Oggi la diamo per scontata perché c’è ed esiste, però riflettendoci ai tempi non era così ovvia e per inventarla non è servita chissà quale mente eccelsa. Infatti, noi ci sorprendiamo per ciò che definiamo hi-tech, per tutto ciò che racchiude un non so che di tecnologico, un non si sa quale ragionamento della mente umana, mentre dimentichiamo o, peggio ancora, sottovalutiamo ciò che è solo frutto di fantasia e iniziativa. Oggi la nostra società non ci permette più l’iniziativa, fosse anche quella più elementare: ci inculcano tutti i giorni che il mercato è saturo, i costi sono troppo alti, le tasse sono alle stelle.
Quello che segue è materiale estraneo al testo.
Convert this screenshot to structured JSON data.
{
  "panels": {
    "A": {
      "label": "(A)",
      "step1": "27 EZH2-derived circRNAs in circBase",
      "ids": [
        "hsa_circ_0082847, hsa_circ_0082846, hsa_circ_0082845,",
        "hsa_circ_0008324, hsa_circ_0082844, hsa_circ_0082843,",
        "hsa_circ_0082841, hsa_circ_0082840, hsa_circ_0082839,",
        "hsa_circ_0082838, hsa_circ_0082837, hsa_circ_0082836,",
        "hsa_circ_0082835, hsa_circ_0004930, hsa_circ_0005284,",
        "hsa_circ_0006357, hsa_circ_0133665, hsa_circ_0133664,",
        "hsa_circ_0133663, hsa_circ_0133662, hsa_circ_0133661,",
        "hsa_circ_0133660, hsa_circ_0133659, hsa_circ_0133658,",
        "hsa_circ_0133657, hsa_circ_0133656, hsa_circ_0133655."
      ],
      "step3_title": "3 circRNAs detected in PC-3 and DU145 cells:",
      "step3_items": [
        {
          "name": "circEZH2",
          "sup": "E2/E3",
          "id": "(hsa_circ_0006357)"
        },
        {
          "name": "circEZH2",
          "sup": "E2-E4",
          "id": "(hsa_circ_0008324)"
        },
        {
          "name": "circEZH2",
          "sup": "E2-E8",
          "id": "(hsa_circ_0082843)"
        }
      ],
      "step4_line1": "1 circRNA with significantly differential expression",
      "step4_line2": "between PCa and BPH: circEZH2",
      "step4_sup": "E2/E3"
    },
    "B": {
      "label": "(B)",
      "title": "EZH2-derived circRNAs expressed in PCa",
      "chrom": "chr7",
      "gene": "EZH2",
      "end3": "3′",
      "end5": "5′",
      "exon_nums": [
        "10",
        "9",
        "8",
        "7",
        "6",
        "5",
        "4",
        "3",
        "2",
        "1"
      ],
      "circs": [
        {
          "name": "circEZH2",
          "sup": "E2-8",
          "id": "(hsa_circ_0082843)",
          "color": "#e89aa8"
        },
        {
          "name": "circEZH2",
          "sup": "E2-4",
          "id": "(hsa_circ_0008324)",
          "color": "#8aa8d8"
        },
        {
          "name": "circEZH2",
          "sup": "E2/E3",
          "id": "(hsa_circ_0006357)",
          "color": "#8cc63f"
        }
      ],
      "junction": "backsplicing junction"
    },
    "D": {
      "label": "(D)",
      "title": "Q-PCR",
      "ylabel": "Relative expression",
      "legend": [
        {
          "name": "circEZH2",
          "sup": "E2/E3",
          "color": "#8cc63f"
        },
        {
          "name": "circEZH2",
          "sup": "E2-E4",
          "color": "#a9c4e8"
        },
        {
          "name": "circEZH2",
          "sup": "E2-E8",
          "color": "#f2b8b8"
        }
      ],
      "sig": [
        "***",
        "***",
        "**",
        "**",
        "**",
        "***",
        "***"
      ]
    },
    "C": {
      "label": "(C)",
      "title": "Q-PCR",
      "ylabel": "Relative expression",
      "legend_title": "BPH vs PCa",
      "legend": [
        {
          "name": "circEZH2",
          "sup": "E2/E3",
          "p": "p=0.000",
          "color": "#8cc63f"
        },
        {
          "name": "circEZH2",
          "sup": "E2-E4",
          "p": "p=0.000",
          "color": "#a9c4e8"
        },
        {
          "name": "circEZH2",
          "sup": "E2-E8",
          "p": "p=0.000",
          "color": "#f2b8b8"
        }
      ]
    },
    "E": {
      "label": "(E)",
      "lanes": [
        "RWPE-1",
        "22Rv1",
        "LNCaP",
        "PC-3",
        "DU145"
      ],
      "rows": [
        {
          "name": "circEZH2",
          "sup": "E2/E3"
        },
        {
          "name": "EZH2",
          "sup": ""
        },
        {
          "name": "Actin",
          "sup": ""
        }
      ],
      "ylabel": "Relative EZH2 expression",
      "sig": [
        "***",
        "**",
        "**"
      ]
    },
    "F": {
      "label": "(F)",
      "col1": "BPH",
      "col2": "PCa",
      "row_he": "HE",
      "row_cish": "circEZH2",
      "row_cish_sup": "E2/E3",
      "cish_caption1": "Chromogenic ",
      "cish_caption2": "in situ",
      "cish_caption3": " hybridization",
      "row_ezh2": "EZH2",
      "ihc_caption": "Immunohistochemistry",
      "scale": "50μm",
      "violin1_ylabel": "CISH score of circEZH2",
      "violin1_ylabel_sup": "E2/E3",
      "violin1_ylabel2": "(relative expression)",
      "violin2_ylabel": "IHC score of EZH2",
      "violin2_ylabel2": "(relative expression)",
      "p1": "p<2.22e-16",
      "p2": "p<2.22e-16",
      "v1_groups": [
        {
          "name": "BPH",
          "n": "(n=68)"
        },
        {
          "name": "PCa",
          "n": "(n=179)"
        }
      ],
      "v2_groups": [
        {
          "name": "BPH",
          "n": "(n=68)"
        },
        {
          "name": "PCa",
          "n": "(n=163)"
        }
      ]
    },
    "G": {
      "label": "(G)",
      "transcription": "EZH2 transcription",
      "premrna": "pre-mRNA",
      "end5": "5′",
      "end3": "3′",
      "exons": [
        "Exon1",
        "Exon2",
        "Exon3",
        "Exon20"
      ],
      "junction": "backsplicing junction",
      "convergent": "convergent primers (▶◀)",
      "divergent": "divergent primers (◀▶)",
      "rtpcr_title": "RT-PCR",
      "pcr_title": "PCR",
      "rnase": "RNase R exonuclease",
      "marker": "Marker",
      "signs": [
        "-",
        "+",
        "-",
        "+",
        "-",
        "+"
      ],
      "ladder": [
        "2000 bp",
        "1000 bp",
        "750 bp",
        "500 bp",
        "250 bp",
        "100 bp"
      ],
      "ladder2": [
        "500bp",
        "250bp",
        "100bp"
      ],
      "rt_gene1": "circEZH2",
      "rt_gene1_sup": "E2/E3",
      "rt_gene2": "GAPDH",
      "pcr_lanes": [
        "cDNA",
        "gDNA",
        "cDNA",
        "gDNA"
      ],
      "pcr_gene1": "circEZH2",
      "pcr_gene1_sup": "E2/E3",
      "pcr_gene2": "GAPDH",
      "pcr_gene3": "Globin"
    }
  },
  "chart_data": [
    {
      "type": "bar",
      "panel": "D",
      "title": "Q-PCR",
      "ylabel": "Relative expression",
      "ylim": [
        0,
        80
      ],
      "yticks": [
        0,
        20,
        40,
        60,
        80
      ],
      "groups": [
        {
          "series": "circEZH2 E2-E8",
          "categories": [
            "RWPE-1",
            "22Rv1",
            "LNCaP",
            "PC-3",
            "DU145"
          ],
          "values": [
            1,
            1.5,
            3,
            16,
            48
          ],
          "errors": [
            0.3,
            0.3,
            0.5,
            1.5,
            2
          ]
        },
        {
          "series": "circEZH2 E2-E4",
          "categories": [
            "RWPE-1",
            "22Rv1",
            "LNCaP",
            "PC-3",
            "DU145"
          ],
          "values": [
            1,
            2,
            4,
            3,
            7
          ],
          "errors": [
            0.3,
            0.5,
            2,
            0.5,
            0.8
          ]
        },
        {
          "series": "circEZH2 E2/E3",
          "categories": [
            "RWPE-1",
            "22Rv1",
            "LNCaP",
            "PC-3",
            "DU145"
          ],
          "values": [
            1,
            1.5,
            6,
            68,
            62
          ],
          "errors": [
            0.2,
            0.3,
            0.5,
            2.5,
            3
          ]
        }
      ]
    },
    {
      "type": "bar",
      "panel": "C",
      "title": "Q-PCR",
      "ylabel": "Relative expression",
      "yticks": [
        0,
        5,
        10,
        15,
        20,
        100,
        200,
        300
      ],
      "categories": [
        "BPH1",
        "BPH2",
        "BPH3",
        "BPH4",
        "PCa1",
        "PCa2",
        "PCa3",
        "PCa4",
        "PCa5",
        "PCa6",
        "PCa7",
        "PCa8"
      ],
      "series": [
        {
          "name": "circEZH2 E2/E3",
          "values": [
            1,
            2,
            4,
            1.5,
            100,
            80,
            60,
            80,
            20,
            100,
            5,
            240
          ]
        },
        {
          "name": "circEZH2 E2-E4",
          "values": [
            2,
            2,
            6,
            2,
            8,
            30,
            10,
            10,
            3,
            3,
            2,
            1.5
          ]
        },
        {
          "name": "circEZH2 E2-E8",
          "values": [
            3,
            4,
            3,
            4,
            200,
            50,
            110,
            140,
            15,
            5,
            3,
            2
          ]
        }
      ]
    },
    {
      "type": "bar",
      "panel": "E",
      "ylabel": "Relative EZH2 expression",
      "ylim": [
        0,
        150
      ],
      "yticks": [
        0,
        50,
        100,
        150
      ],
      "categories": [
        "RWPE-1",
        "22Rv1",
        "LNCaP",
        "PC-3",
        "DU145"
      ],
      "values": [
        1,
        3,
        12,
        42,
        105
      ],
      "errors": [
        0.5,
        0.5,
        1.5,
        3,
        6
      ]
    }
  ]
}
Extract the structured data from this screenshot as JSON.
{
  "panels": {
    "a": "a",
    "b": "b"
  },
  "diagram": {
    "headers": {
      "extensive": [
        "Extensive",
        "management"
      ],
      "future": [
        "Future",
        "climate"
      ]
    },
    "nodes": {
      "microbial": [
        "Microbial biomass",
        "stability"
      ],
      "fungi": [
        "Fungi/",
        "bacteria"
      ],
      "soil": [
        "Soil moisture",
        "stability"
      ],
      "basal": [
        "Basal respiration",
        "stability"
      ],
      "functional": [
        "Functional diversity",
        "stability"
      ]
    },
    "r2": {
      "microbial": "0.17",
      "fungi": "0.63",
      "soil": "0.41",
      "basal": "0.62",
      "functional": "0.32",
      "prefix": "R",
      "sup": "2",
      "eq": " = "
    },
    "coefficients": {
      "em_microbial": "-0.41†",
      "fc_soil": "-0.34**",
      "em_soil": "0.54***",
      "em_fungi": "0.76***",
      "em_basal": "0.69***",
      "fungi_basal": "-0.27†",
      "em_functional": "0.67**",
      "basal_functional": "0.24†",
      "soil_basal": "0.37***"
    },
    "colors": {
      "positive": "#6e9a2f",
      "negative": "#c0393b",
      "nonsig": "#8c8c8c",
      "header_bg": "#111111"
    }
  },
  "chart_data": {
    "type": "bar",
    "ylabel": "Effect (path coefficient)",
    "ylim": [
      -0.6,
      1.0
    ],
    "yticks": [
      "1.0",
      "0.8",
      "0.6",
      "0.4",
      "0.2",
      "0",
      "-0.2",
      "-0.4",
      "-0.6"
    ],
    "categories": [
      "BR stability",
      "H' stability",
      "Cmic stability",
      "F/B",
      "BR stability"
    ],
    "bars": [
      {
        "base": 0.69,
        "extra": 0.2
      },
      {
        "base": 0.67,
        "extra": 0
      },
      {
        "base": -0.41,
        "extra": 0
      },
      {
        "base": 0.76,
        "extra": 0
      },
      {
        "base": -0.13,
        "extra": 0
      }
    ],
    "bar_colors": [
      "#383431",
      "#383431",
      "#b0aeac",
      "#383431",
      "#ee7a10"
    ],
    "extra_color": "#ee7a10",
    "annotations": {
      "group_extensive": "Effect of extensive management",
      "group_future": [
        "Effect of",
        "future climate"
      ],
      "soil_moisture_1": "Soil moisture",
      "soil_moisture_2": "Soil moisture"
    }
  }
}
Ci convincono di vivere nei problemi, in un mondo dove anche il minimo imprevisto diventa insormontabile, magari proprio perché la tecnologia non arriva a risolverlo in modo diretto ed immediato.
Ci stiamo annichilendo dinnanzi a uno schermo, più o meno bello più o meno grande: ci si sente con gli amici via e-mail così la vecchia lettera è andata in pensione. Oggi i nostri fidanzati non si recano nemmeno più dal fioraio. Si mettono al computer digitano il sito (dove trovano anche le frasi prestampate da porre sul bigliettino) inseriscono il numero della carta di credito e via il gioco è fatto!
Abbiamo difficoltà a scrivere con la penna: stiamo disabituando la calligrafia, che si trasforma di giorno in giorno in “zampa di gallina” e peggio ancora, non sappiamo più scrivere le parole in italiano. Sul computer abbiamo la correzione automatica: si scrive con o senza la “i”? si scrive con la “c” o con la “q”? quante volte ci poniamo queste domande?
Non parliamo poi, della matematica: oramai facciamo 2+2 con la calcolatrice, che, ovviamente, è presente in tutti i computer. La tecnologia è utile anzi per certi versi indispensabile, ma come in tutte le cose quando è troppa non va bene: diventa la tomba dell’iniziativa e uccide la nostra personale creatività, standardizzando tutto ciò che facciamo. Persino i nostri bimbi, già dal primo giorno di scuola si trovano, tra le materie l’informatica: non sanno nemmeno tenere in mano la penna, ma già devono sapere cos’è un computer. La tecnologia, preziosa risorsa, ci permette di fare tante cose, ma non dimentichiamoci di avere un cervello, più o meno dotato, che è completamente staccato dal computer. Ricominciamo a farlo funzionare “autonomamente”, chissà magari anche nel 2010 assisteremo ad una nuova invenzione, che sarà solo frutto dell’iniziativa di soggetti che rimarranno, anonimi nella storia, ma pur sempre importanti per ciò che, effettivamente, il loro cervello è riuscito a creare. Inventiamo, diamo sfogo alla fantasia, rimaniamo indipendenti dalle macchine e ricordiamoci di avere un’anima, una personalità e tanta “materia grigia” a disposizione che non va sprecata e che soprattutto non verrà mai sostituita dalla tecnologia, a meno che non saremo noi a permetterlo.